Different Provider APIs: OpenAI, Anthropic, Azure
Each provider has slightly different APIs, but the concepts are identical.
OpenAI’s Chat Completions API
# OpenAI format
payload = {
"model": "gpt-4-turbo",
"messages": [
{"role": "system", "content": "You are helpful"},
{"role": "user", "content": "Hello"}
],
"temperature": 0.7
}
Anthropic’s Messages API
import anthropic
client = anthropic.Anthropic(api_key="sk-ant-...")
message = client.messages.create(
model="claude-3-opus-20240229",
max_tokens=1024,
messages=[
{"role": "user", "content": "Hello"}
]
)
print(message.content[0].text)
Notice Anthropic provides an SDK, so you don’t directly use HTTP. The SDK handles authentication and request formatting.
Azure OpenAI
import openai
openai.api_type = "azure"
openai.api_key = "..."
openai.api_base = "https://your-resource.openai.azure.com/"
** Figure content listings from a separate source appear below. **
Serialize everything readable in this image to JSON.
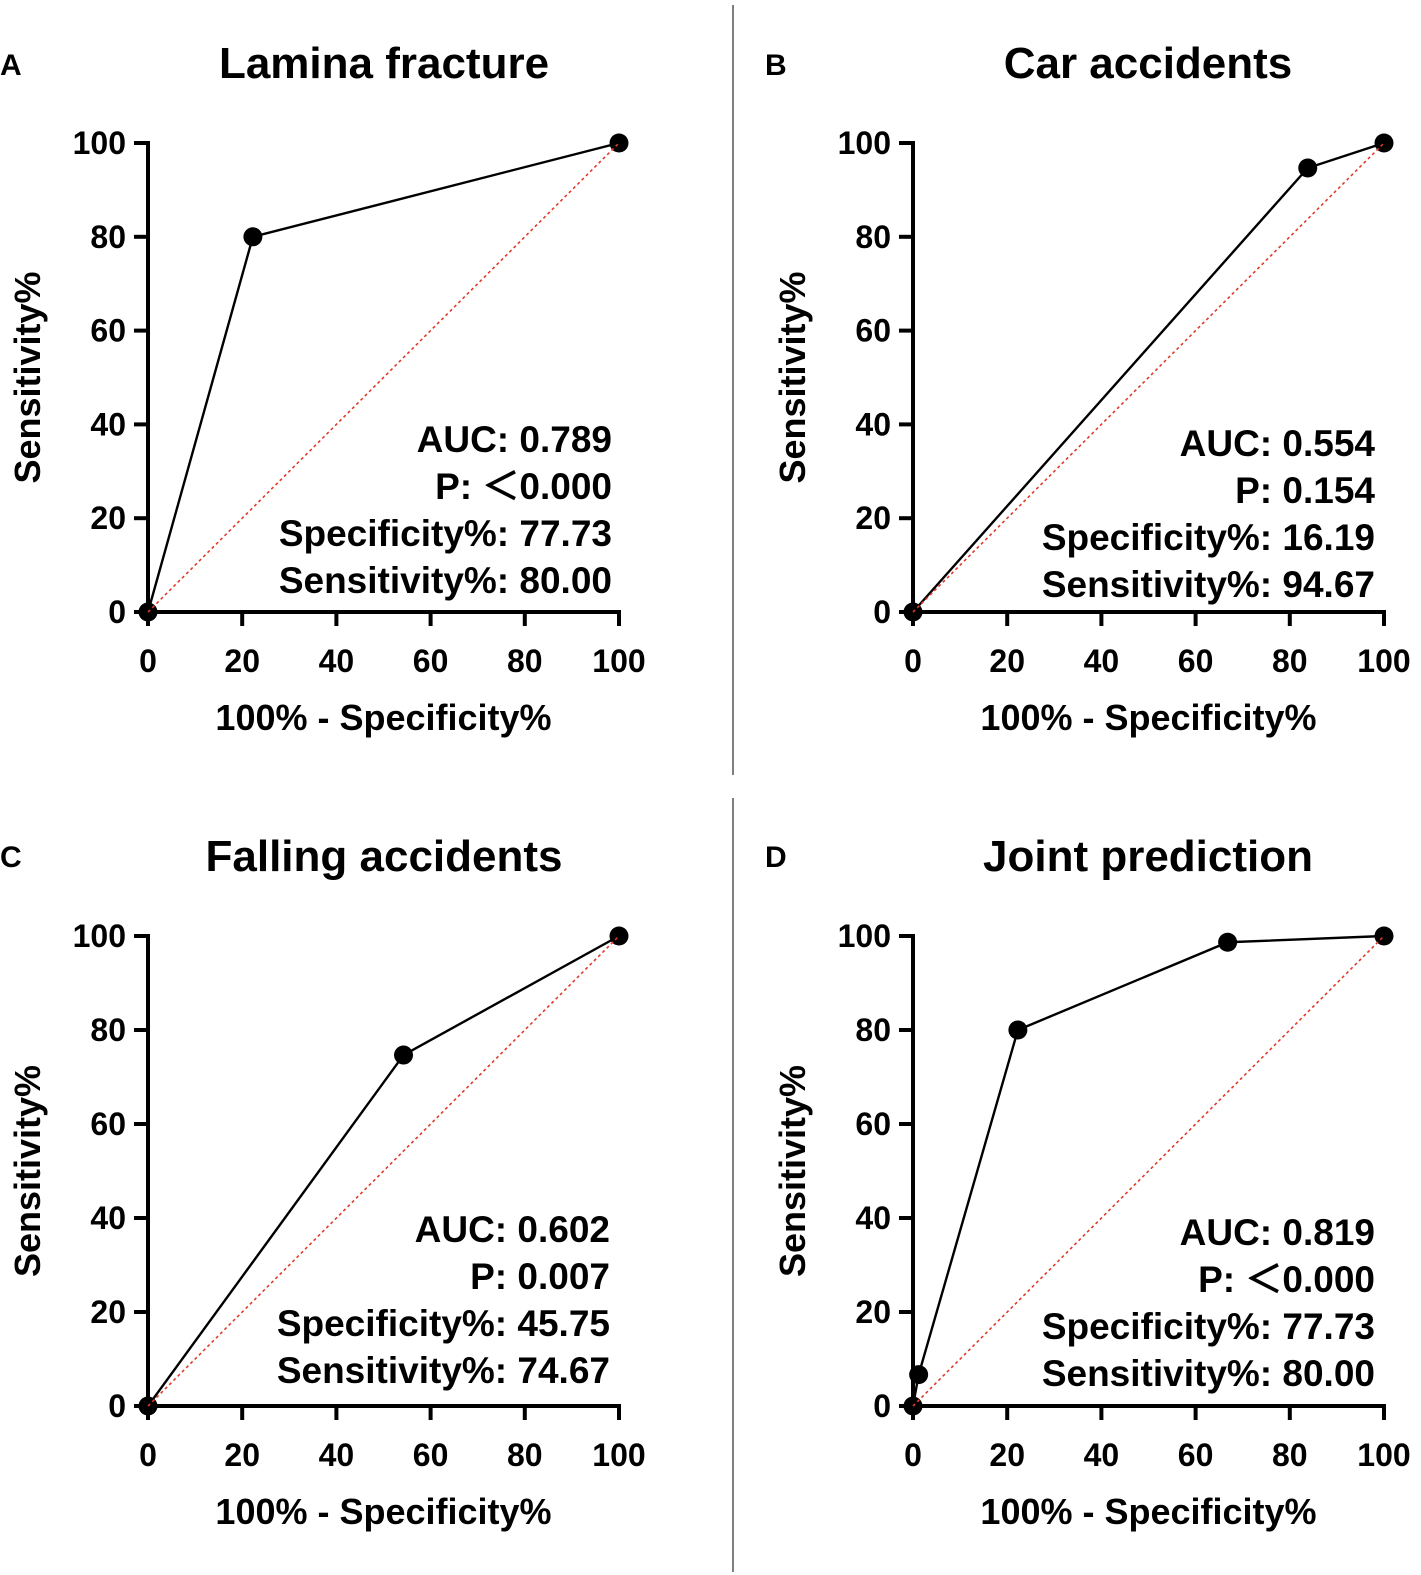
{
  "figure": {
    "colors": {
      "reference_line": "#e03b2b",
      "curve": "#000000",
      "divider": "#555555"
    }
  },
  "chart_data": [
    {
      "panel": "A",
      "type": "line",
      "title": "Lamina fracture",
      "xlabel": "100% - Specificity%",
      "ylabel": "Sensitivity%",
      "xlim": [
        0,
        100
      ],
      "ylim": [
        0,
        100
      ],
      "xticks": [
        "0",
        "20",
        "40",
        "60",
        "80",
        "100"
      ],
      "yticks": [
        "0",
        "20",
        "40",
        "60",
        "80",
        "100"
      ],
      "series": [
        {
          "name": "ROC",
          "x": [
            0,
            22.27,
            100
          ],
          "y": [
            0,
            80.0,
            100
          ]
        },
        {
          "name": "Reference",
          "x": [
            0,
            100
          ],
          "y": [
            0,
            100
          ]
        }
      ],
      "stats": [
        "AUC: 0.789",
        "P: ＜0.000",
        "Specificity%: 77.73",
        "Sensitivity%: 80.00"
      ]
    },
    {
      "panel": "B",
      "type": "line",
      "title": "Car accidents",
      "xlabel": "100% - Specificity%",
      "ylabel": "Sensitivity%",
      "xlim": [
        0,
        100
      ],
      "ylim": [
        0,
        100
      ],
      "xticks": [
        "0",
        "20",
        "40",
        "60",
        "80",
        "100"
      ],
      "yticks": [
        "0",
        "20",
        "40",
        "60",
        "80",
        "100"
      ],
      "series": [
        {
          "name": "ROC",
          "x": [
            0,
            83.81,
            100
          ],
          "y": [
            0,
            94.67,
            100
          ]
        },
        {
          "name": "Reference",
          "x": [
            0,
            100
          ],
          "y": [
            0,
            100
          ]
        }
      ],
      "stats": [
        "AUC: 0.554",
        "P: 0.154",
        "Specificity%: 16.19",
        "Sensitivity%: 94.67"
      ]
    },
    {
      "panel": "C",
      "type": "line",
      "title": "Falling accidents",
      "xlabel": "100% - Specificity%",
      "ylabel": "Sensitivity%",
      "xlim": [
        0,
        100
      ],
      "ylim": [
        0,
        100
      ],
      "xticks": [
        "0",
        "20",
        "40",
        "60",
        "80",
        "100"
      ],
      "yticks": [
        "0",
        "20",
        "40",
        "60",
        "80",
        "100"
      ],
      "series": [
        {
          "name": "ROC",
          "x": [
            0,
            54.25,
            100
          ],
          "y": [
            0,
            74.67,
            100
          ]
        },
        {
          "name": "Reference",
          "x": [
            0,
            100
          ],
          "y": [
            0,
            100
          ]
        }
      ],
      "stats": [
        "AUC: 0.602",
        "P: 0.007",
        "Specificity%: 45.75",
        "Sensitivity%: 74.67"
      ]
    },
    {
      "panel": "D",
      "type": "line",
      "title": "Joint prediction",
      "xlabel": "100% - Specificity%",
      "ylabel": "Sensitivity%",
      "xlim": [
        0,
        100
      ],
      "ylim": [
        0,
        100
      ],
      "xticks": [
        "0",
        "20",
        "40",
        "60",
        "80",
        "100"
      ],
      "yticks": [
        "0",
        "20",
        "40",
        "60",
        "80",
        "100"
      ],
      "series": [
        {
          "name": "ROC",
          "x": [
            0,
            1.2,
            22.27,
            66.8,
            100
          ],
          "y": [
            0,
            6.67,
            80.0,
            98.67,
            100
          ]
        },
        {
          "name": "Reference",
          "x": [
            0,
            100
          ],
          "y": [
            0,
            100
          ]
        }
      ],
      "stats": [
        "AUC: 0.819",
        "P: ＜0.000",
        "Specificity%: 77.73",
        "Sensitivity%: 80.00"
      ]
    }
  ]
}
openai.api_version = "2024-02-15-preview"
# Then use OpenAI's API as normal
response = openai.ChatCompletion.create(
engine="your-deployment-name",
messages=[{"role": "user", "content": "Hello"}]
)
Azure uses the same interface as OpenAI but requires additional configuration for Azure-specific endpoints and deployments.
Key Takeaway
LLM APIs abstract away the complexity of running models yourself. You send JSON over HTTP with your prompt and settings, and receive structured responses containing not just the text but also metadata like token counts and finish reasons. Authentication typically happens via API keys in headers. Different providers follow similar patterns but with different endpoints, parameter names, and SDKs—always check the documentation for your chosen provider.
Exercises
-
Set up API credentials: Create accounts with OpenAI and Anthropic. Store API keys in environment variables. Verify you can read them from your Python environment without hardcoding.
-
Make a synchronous API call: Write a Python function that calls an LLM API (either OpenAI or Anthropic) with a simple prompt. Print the response, token count, and any error messages.
-
Implement streaming: Modify your function to use streaming and display output as it arrives. Notice the latency difference compared to non-streaming.
-
Compare APIs: Make the same request to both OpenAI and Anthropic (if you have access). Compare the structure of requests, responses, and token counts for the same prompt.
-
Inspect the full response: Print the entire JSON response from an API call. Identify all fields—not just the message content. Understand what metadata is available.